When you allocate memory for a subzone, you must allocate that memory in a nonrelocatable block (as in Listing 5 ) or in a locked relocatable block. If you create a subzone within an unlocked relocatable block, the Memory Manager might move your entire subzone during memory operations in the zone containing your subzone. If so, any references to nonrelocatable blocks that you allocated in the subzone would become invalid. Even handles to relocatable blocks in the subzone would no longer be valid, because the Memory Manager does not update the handles' master pointers correctly. This happens because the Memory Manager views a subzone of another zone as a single block. If that subzone is a relocatable block, the Memory Manager updates only that block's master pointer when moving it, and does not update the block's contents (that is, the blocks allocated within the subzone).
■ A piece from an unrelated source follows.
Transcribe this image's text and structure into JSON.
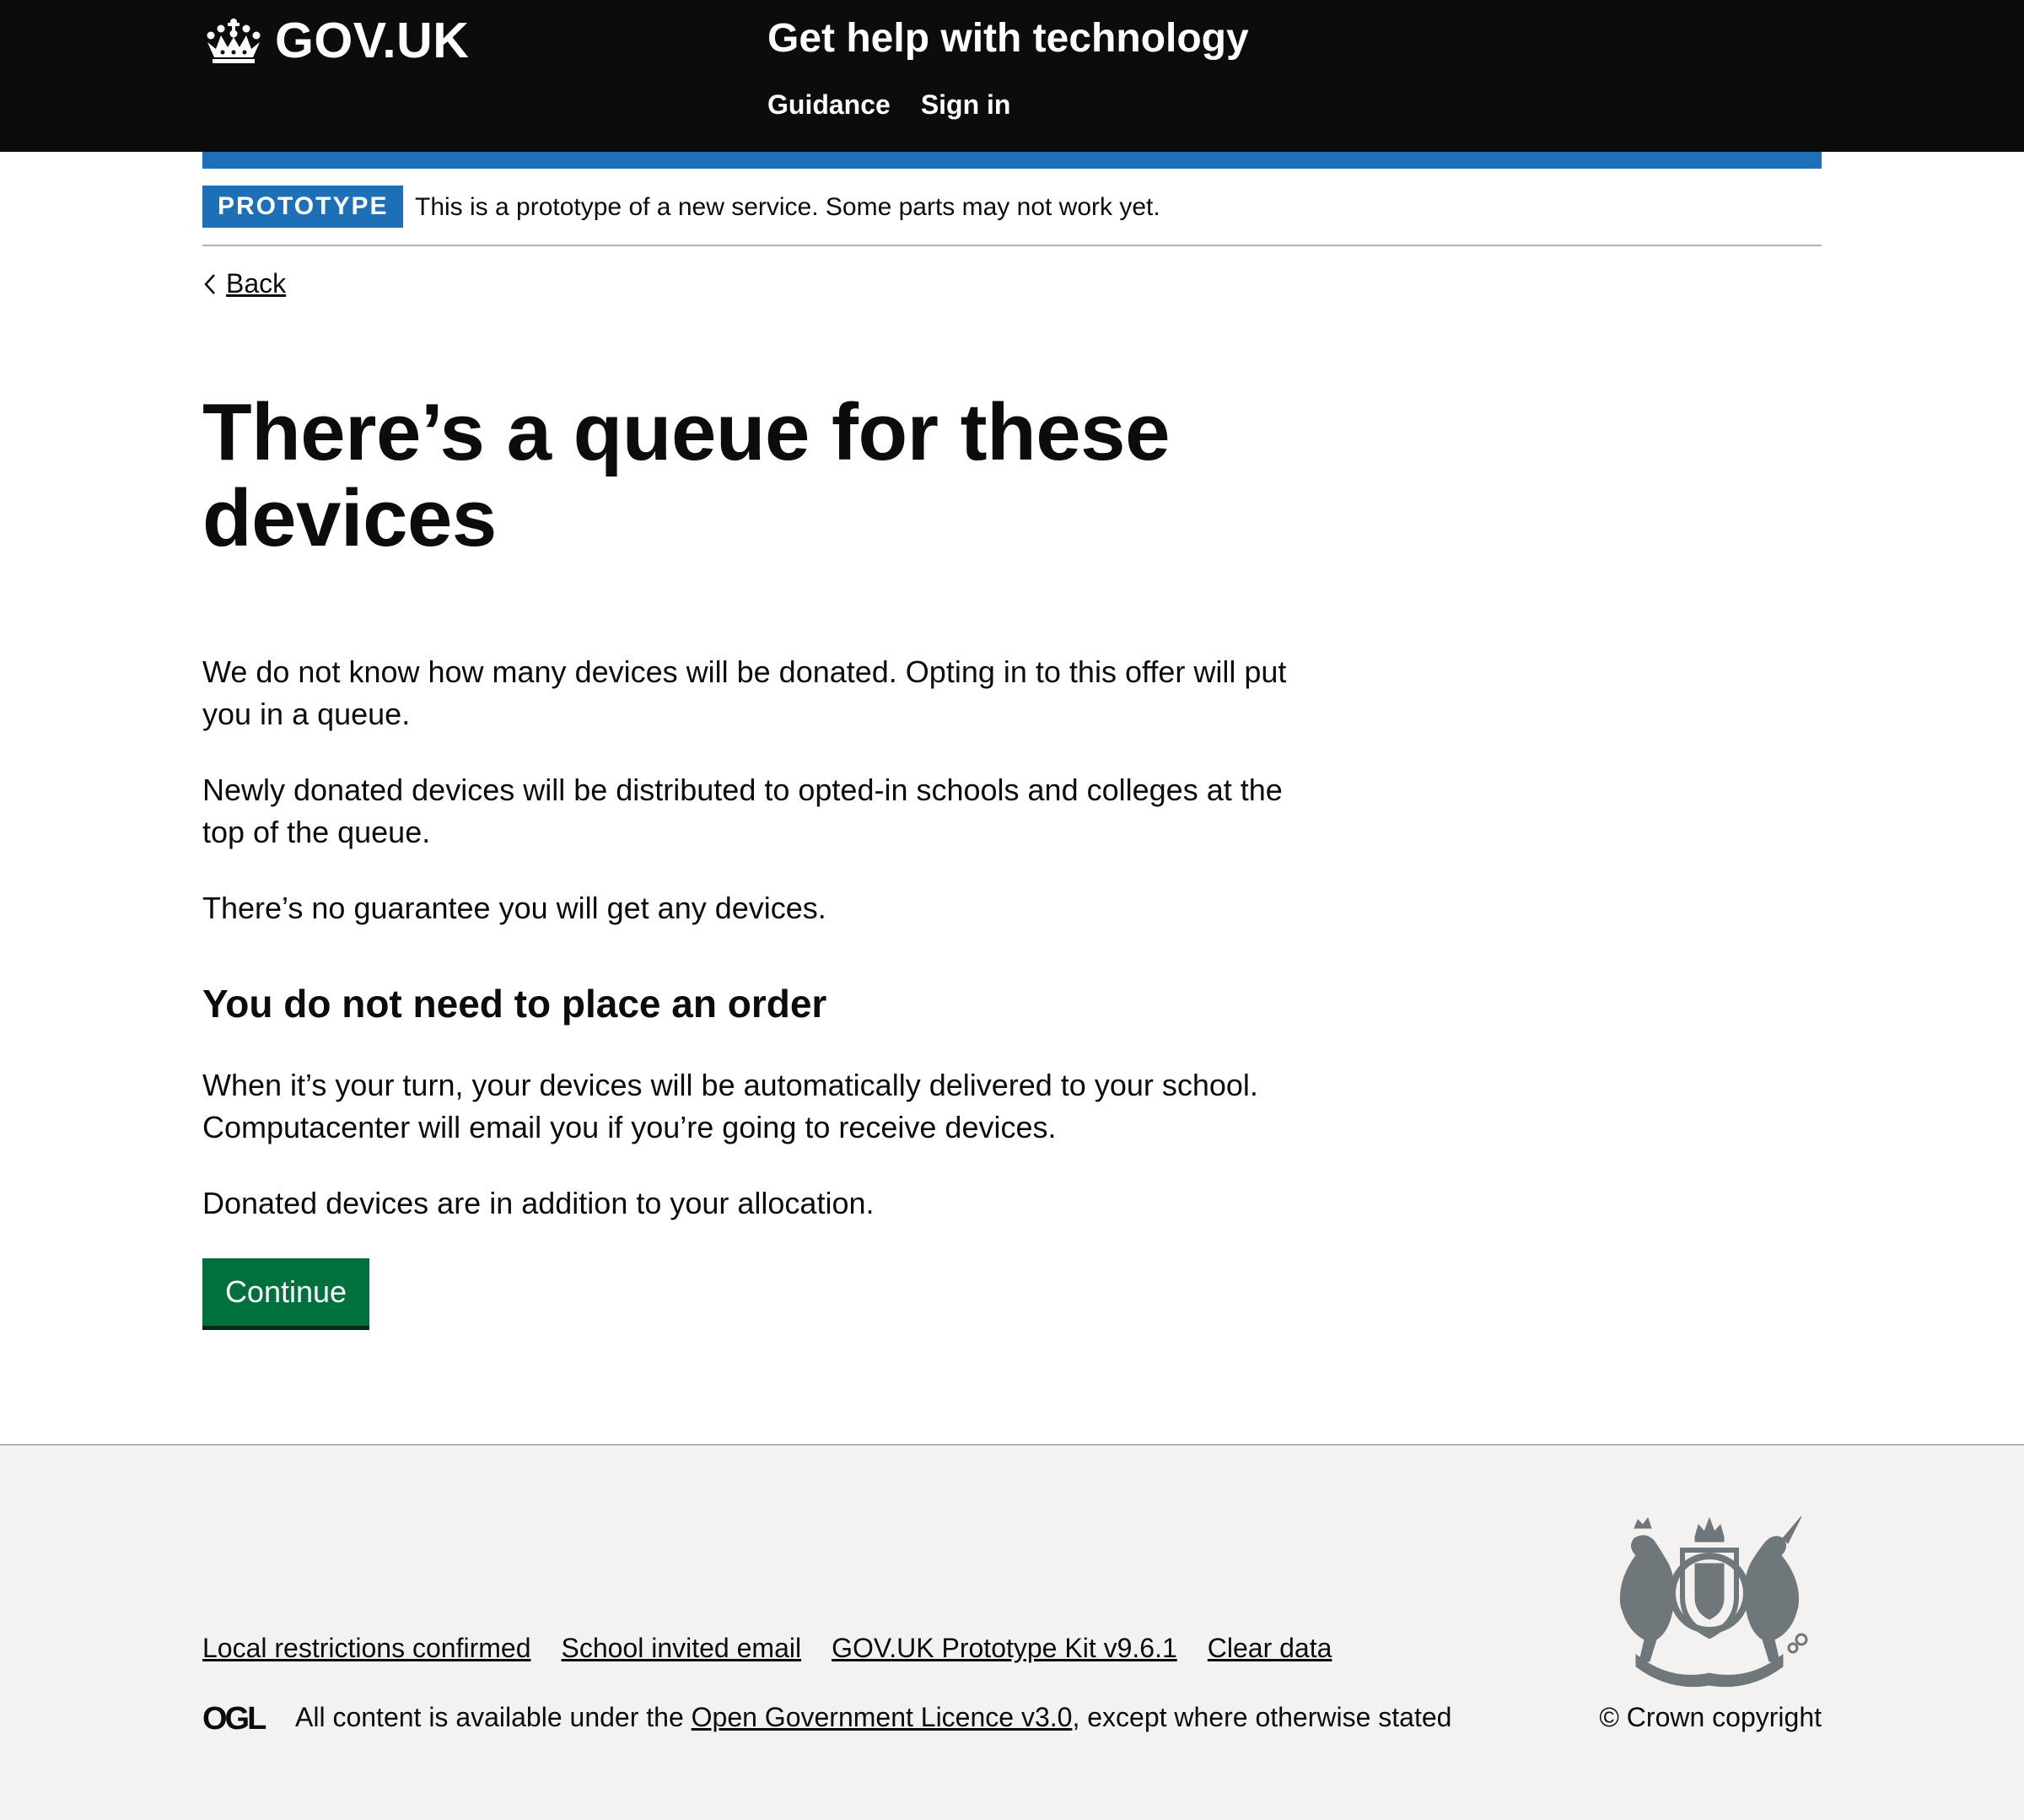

If you use a block of temporary memory as a heap zone, you must lock the temporary memory immediately after allocating it. Then, you can pass to InitZone a dereferenced copy of a handle to the temporary memory. If you find (after a call to the Gestalt function) that temporary memory handles are not real, then you must dispose of the new zone before any calls to GetNextEvent or WaitNextEvent . You must dispose of the new zone because you cannot lock a handle to temporary memory across event calls if the handle is not real.
Once you have created a subzone as a nonrelocatable block or a locked relocatable block, you can allocate both relocatable and nonrelocatable blocks within it. Although the Memory Manager can move such relocatable blocks only within the subzone, it correctly updates those blocks' master pointers, which are also in the subzone.